Google is preparing to announce its earnings as soon as markets close today. The search giant just had its first real layoffs last week, with 100 recruiters given the axe. (Previously, the company had only laid people off to consolidate jobs after an acquisition.) The company also closed some satellite engineering offices, but officials said the company would try to place those engineers elsewhere. If the layoffs are happening, there may not be seats for them.
That's hardly the worst of the news, if the rumor's true. Google has approximately 6,000 engineers; a 5 percent cut, 300 people, would barely be felt by the organization. But before Google lays off any engineers, it will surely slash payrolls in other departments — which means the total could well exceed 1,000. (A Google spokeman, Jon Murchinson, did not immediately return a phone call or email.)
The layoff may not happen. But the fear in the Googleplex is well-founded. It's not that Google is bleeding money; Wall Street is expecting it to report 2008 revenues of $15.8 billion, with still-handsome profit margins. And it may even surprise analysts with better-than-expected numbers. But the economy is parlous, and Google is simply not growing like it did in the first years after its 2004 IPO. Google's headcount has nearly doubled in size to 20,100 in two years. And we hear that Google cofounders Larry Page and Sergey Brin, who set out to recreate at the Googleplex the academic environment they knew at Stanford University, are growing increasingly disenchanted with how soft and spoiled Google's engineers have become.

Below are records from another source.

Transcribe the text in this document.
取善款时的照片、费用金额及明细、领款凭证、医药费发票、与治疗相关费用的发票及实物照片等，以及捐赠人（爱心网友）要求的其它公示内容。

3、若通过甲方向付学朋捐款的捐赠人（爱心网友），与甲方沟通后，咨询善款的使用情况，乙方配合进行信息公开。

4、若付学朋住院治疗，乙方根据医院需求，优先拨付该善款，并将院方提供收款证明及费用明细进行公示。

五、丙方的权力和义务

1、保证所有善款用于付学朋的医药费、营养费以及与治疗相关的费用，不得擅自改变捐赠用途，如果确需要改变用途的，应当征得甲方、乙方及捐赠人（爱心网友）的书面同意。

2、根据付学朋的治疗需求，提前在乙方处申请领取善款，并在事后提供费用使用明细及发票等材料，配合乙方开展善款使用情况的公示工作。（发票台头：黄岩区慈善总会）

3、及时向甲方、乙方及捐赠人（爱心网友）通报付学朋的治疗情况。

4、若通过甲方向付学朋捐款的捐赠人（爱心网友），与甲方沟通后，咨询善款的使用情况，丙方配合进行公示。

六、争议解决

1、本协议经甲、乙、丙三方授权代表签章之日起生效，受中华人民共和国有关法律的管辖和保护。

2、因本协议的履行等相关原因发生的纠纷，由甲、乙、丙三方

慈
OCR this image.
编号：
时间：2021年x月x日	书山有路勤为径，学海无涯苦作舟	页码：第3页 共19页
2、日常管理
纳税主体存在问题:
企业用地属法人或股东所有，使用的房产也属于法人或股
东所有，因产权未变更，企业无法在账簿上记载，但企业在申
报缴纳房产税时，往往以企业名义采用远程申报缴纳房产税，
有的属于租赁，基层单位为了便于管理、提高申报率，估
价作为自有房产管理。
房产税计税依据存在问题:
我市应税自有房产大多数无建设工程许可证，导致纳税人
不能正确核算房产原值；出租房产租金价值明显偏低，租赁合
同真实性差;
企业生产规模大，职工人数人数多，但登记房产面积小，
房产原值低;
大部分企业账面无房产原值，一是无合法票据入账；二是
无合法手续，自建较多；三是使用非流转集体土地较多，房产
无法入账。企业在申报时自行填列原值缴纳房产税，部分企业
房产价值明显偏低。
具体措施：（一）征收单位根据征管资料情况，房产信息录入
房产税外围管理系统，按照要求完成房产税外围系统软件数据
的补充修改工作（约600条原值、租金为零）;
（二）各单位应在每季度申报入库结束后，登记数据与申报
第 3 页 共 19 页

Before Google let go many of its 10,000 contractors last fall, they were doing much of the company's gruntwork. For the first time, many Google engineers are finding they have to do serious, boring work that actually contributes to the company's bottom line, rather than pursuing fanciful ideas of Googly new products. To the extent that they fit the caricacture of a Google engineer, many may whine — in which case, they may well find themselves unburdened of the work, and the paycheck that came with it.